Post PR Review Dev Day Ratio (PRR)

Post PR Review Dev Day Ratio (PRR) measures the proportion of coding time that occurs after a pull request review has been completed. It reveals how much rework developers need to perform following code review feedback and helps assess code quality, requirements clarity, and the effectiveness of the review process.

Calculation

PRR is typically reported on a weekly or sprint basis using development activity tied to pull requests. It measures how much coding effort occurs after review versus the total effort spent on a pull request.

The metric is calculated as:

PRR = total development days after PR review ÷ total development days associated with PRs × 100

Goals

PRR helps teams understand code quality and review effectiveness. It answers questions like:

  • Are developers submitting pull requests that require substantial rework after review?
  • Do developers have clear requirements and expectations before starting development?
  • Is the code review process catching issues effectively without being too lenient?

A higher PRR indicates that developers are struggling with code quality or requirements clarity, requiring significant rework after review feedback. This may signal that product managers and tech leads need to set clearer expectations, or that developers need additional guidance or skill development.

However, an extremely low PRR can also be problematic, potentially indicating weak code review processes, rubber-stamp approvals, or insufficient review rigor that allows low-quality code to merge unchecked.

Variations

Common breakdowns of PRR include:

  • By engineer, to identify individual developers who may need additional support or clearer guidance
  • By team or service, to assess whether requirements and expectations are consistently communicated
  • By review complexity, to understand how thorough reviews impact post-review rework
  • By PR size, to explore whether larger changes correlate with more extensive post-review modifications

Some teams pair PRR with Review Latency to distinguish between rework due to quality issues versus delays in the review process.

Limitations

PRR captures where development time occurs relative to review, but doesn't distinguish between necessary improvements and unnecessary rework. It also assumes that developer time is properly attributed to pull requests and that reviews are marked consistently in workflow tools.

Both extremely high and extremely low PRR values warrant investigation, as they may indicate different types of process problems.

To provide better insight, pair PRR with:

Complementary Metric Why It's Relevant
Review Latency Helps distinguish between rework due to quality issues vs. review process delays
Pull Request Size Reveals whether larger changes lead to more extensive post-review modifications
Flow Efficiency Shows how much of the delivery process is spent actively working versus waiting

Optimization

Improving PRR involves enhancing code quality, clarifying requirements, and ensuring meaningful but efficient code reviews.

  • Establish clear Code Review Standards.
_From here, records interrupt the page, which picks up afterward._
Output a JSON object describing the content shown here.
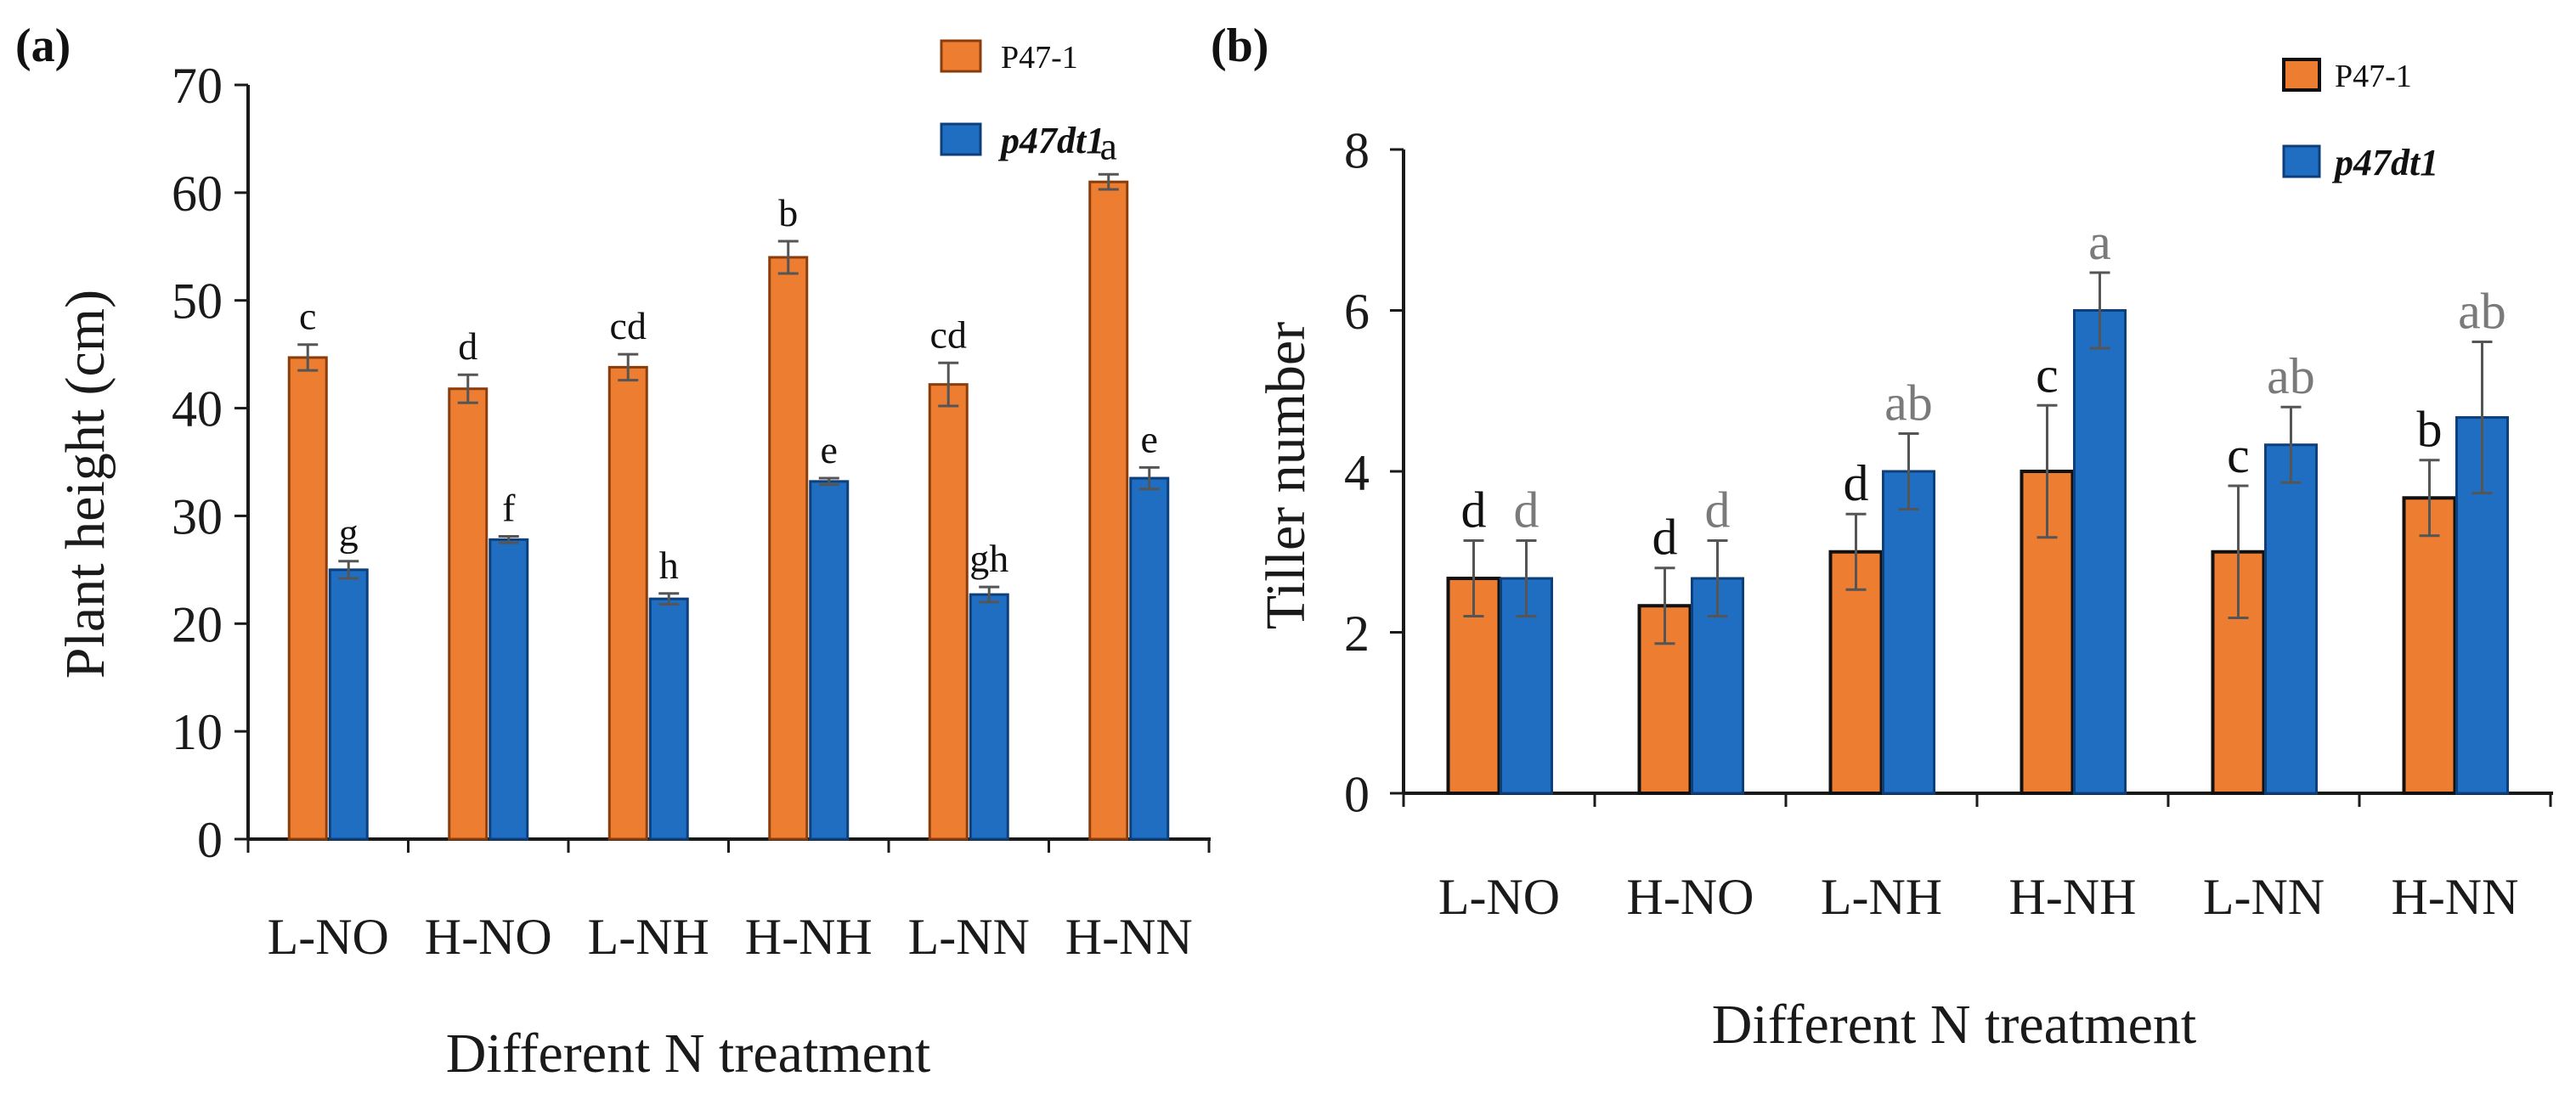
{
  "colors": {
    "p471": "#ED7D31",
    "p47dt1": "#1F6EC2",
    "axis": "#1a1a1a",
    "error": "#555555",
    "sig_b": "#7a7a7a"
  },
  "chart_data": [
    {
      "panel": "(a)",
      "type": "bar",
      "ylabel": "Plant height (cm)",
      "xlabel": "Different N treatment",
      "ylim": [
        0,
        70
      ],
      "yticks": [
        0,
        10,
        20,
        30,
        40,
        50,
        60,
        70
      ],
      "categories": [
        "L-NO",
        "H-NO",
        "L-NH",
        "H-NH",
        "L-NN",
        "H-NN"
      ],
      "legend_position": "top-right",
      "series": [
        {
          "name": "P47-1",
          "values": [
            44.7,
            41.8,
            43.8,
            54,
            42.2,
            61
          ],
          "errors": [
            1.2,
            1.3,
            1.2,
            1.5,
            2,
            0.7
          ],
          "letters": [
            "c",
            "d",
            "cd",
            "b",
            "cd",
            "a"
          ]
        },
        {
          "name": "p47dt1",
          "values": [
            25,
            27.8,
            22.3,
            33.2,
            22.7,
            33.5
          ],
          "errors": [
            0.8,
            0.3,
            0.5,
            0.3,
            0.7,
            1
          ],
          "letters": [
            "g",
            "f",
            "h",
            "e",
            "gh",
            "e"
          ]
        }
      ]
    },
    {
      "panel": "(b)",
      "type": "bar",
      "ylabel": "Tiller number",
      "xlabel": "Different N treatment",
      "ylim": [
        0,
        8
      ],
      "yticks": [
        0,
        2,
        4,
        6,
        8
      ],
      "categories": [
        "L-NO",
        "H-NO",
        "L-NH",
        "H-NH",
        "L-NN",
        "H-NN"
      ],
      "legend_position": "top-right",
      "series": [
        {
          "name": "P47-1",
          "values": [
            2.67,
            2.33,
            3,
            4,
            3,
            3.67
          ],
          "errors": [
            0.47,
            0.47,
            0.47,
            0.82,
            0.82,
            0.47
          ],
          "letters": [
            "d",
            "d",
            "d",
            "c",
            "c",
            "b"
          ]
        },
        {
          "name": "p47dt1",
          "values": [
            2.67,
            2.67,
            4,
            6,
            4.33,
            4.67
          ],
          "errors": [
            0.47,
            0.47,
            0.47,
            0.47,
            0.47,
            0.94
          ],
          "letters": [
            "d",
            "d",
            "ab",
            "a",
            "ab",
            "ab"
          ]
        }
      ]
    }
  ]
}
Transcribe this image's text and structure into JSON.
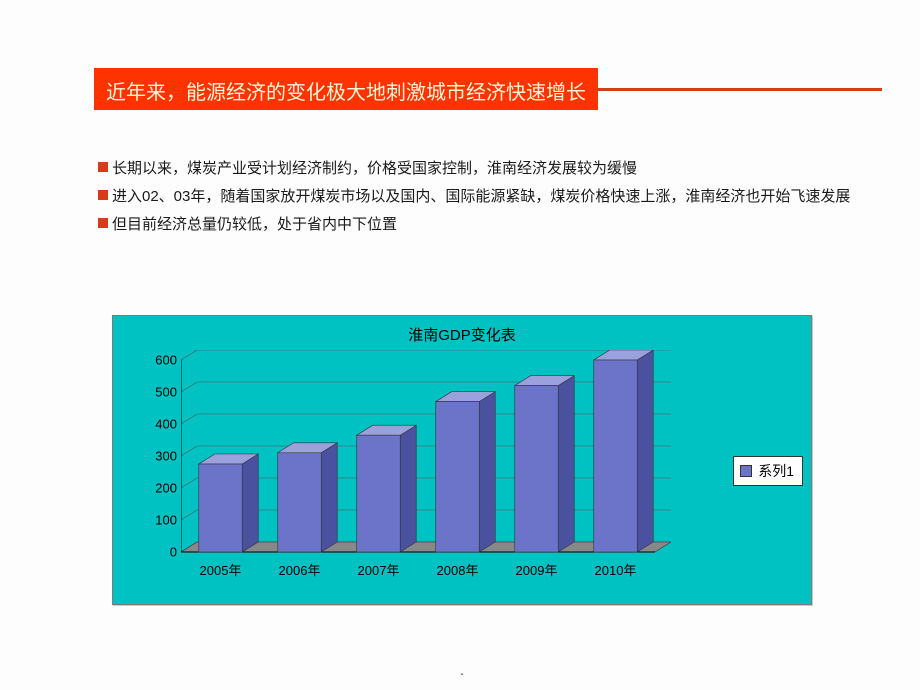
{
  "header": {
    "title": "近年来，能源经济的变化极大地刺激城市经济快速增长"
  },
  "bullets": [
    "长期以来，煤炭产业受计划经济制约，价格受国家控制，淮南经济发展较为缓慢",
    "进入02、03年，随着国家放开煤炭市场以及国内、国际能源紧缺，煤炭价格快速上涨，淮南经济也开始飞速发展",
    "但目前经济总量仍较低，处于省内中下位置"
  ],
  "chart": {
    "type": "bar",
    "title": "淮南GDP变化表",
    "background_color": "#00c2c2",
    "categories": [
      "2005年",
      "2006年",
      "2007年",
      "2008年",
      "2009年",
      "2010年"
    ],
    "values": [
      275,
      310,
      365,
      470,
      520,
      600
    ],
    "bar_color_front": "#6b74c9",
    "bar_color_top": "#9aa1dd",
    "bar_color_side": "#4a52a0",
    "ylim": [
      0,
      600
    ],
    "ytick_step": 100,
    "grid_color": "#555555",
    "floor_color": "#888888",
    "legend_label": "系列1",
    "axis_fontsize": 13,
    "title_fontsize": 15
  }
}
Consistent expectations help developers understand quality requirements before submitting code for review.
  • Improve requirements clarity. Ensure developers have clear specifications and acceptance criteria before beginning development work.
  • Provide targeted coaching. When individual developers show high PRR, investigate whether they need clearer guidance, additional training, or better understanding of requirements.
  • Strengthen review processes. If PRR is too low across the team, ensure reviews are thorough enough to catch quality issues rather than rubber-stamping approvals.
  • Keep PRs small and focused. Smaller changes are easier to get right initially and require less extensive rework after review.
  • Use automated quality checks. Implement linting, static analysis, and CI checks to catch common issues before human review.
  • Monitor review thoroughness. Track whether reviews are providing meaningful feedback or simply approving without adequate scrutiny.

PRR helps quantify the relationship between initial code quality and review effectiveness. When developers submit well-prepared code that meets clear requirements, and reviews provide constructive but not excessive feedback, teams achieve optimal PRR ranges that support both quality and productivity.